Too many have become the creation of unholy design -- disguised and hidden beneath fantasies, illusions and delusions that keep alive inside their muddled minds the unrealities of a world gone mad. But we shall continue to walk together toward the magnificent brilliance and allure of hope and expectation, despite the fears and unshed tears that time has left behind.

But most of all, I want the new generation of American youth to remember the days of their youth -- the days before the evil shadows they saw on January 6th – the days before their innocence and their simplicity and duplicity is destroyed by counterfeit patriots and fabricated lies. I want their curiosity, fascination and awareness to blossom and grow, and awaken the spirit of our American heritage and our courageous legacy.

The frightening thing is, that there are still those among us who excuse, support and sanction the words, the acts and the violence. Have they no shame?

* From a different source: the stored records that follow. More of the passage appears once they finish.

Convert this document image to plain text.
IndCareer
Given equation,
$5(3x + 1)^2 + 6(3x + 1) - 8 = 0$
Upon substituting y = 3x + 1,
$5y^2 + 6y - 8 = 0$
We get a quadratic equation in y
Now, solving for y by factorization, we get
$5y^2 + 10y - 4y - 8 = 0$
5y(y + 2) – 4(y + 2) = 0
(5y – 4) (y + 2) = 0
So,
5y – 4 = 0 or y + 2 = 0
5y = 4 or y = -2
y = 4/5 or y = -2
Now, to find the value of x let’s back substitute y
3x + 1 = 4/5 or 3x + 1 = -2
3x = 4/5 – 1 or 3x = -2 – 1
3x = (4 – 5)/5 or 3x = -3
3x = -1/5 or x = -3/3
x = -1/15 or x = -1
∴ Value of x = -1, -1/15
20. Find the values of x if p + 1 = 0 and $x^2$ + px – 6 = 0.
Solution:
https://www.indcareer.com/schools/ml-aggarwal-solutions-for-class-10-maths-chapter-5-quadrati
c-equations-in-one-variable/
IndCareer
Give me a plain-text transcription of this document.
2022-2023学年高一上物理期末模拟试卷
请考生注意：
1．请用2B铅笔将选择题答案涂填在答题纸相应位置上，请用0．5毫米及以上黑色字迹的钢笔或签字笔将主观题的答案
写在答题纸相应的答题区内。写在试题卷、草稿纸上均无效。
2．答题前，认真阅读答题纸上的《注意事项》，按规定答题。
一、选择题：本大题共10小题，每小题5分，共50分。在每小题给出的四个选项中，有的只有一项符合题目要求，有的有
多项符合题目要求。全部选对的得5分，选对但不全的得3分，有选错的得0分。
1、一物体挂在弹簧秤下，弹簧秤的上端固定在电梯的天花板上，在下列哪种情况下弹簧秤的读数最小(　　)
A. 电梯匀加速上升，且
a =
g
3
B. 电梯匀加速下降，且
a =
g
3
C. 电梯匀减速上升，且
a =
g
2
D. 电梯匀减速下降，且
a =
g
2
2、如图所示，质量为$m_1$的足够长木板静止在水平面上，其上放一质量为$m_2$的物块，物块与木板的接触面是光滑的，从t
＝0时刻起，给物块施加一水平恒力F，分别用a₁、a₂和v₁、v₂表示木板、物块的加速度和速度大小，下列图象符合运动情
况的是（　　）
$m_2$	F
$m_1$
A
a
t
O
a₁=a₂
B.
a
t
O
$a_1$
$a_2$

God bless America, the land that we love. Let us stand beside her, guide her and protect her. Let us not abandon the dream.

Towlie

(5,324 posts)
2. It's a poor definition. Are Israelis and Palestinians conducting "insurrections" against each other?
Fri May 14, 2021, 01:28 PM
May 2021

 
?

I'm just saying that dictionary definitions aren't generally very useful for making important points.

acg

(217 posts)
3. I Heard the Sound of Time
Fri May 14, 2021, 01:41 PM
May 2021

J HEARD THE SOUND OF TIME
By Al Garcia

I can hear the chimes of time begin to ring, as the shadows of betrayal begin to lift from the darkness that concealed the treachery and duplicity in the crippled minds of unhinged wretched compatriots, marching blindly into the abyss of destiny.

I could hear the angry cries of rage drown out the calm that obscured the smoldering and building wrath that laid beneath the tempered souls of desolate and isolated minds. And I found myself shaken and outraged, saddened and wounded by the false allegiance and respect in the faces of betrayal that stormed the gates of our citadel of hope and bastion of promise.

It was a day of insurrection and of mutiny. A day that made America cry and shed tears of anguish and disgust. It was a day when the worst of us betrayed the best in us. It was a day unlike the many days before. It was the day America’s golden crown fell to the ground -- the very ground once thought to be humanity’s hallowed field of glory, grandeur and splendor.

Now stained with the blood and fury of discontent and disloyalty, there remains inside the shattered and splintered remnants of what was, unmoved hearts and unyielding minds that seek to fulfill the unfinished act of betrayal. And I find myself again discouraged by the sights and sounds of the evil that remains unrestrained and unconcealed for all to see.

I can hear the chimes of time begin to ring. This time, they ring for us. If only we could hear the cautionary warnings in the echoes of time. On January 6, 2021, while many heard and saw the chaos and the hate, I heard the sound of time as it once again erupted with fury and with rage.

I heard the sound of the shattering of glass as on “Kristallnacht,” the Night of Broken Glass, when German Nazis attacked Jewish persons and property on November 9, 1938. I heard the muted cries of men, women and children in more than 40,000 concentration camps like Auschwitz in Poland, Westerbork in the Netherlands, Mauthausen in Austria, and Janowska in Ukrain, where the genocide of human souls laid bare the depth of human depravity. And I heard the silence of betrayal, as men and women of character and wisdom, tasked with upholding and preserving our form of government, bowed down in submission to the wave of tyranny that marched up the steps of our Capitol and attempted to rekindle the flames of history that many of us thought had died with the executioners and predators of our past. And when I heard the sound of time return, I bowed my head in shame and cried. Even men who have been in war can still feel ache of betrayal of honor, of reverence, of country.

I can hear the chimes of time begin to ring --- like a cry in the night – shattering the quiet of hallowed fields of dreams, where fallen patriots lament the treachery and duplicity of the rants and rage of unhinged wretched compatriots, marching blindly into the abyss of destiny.

I heard the sound of time, and it was a sound the world has heard before. And it frightened me.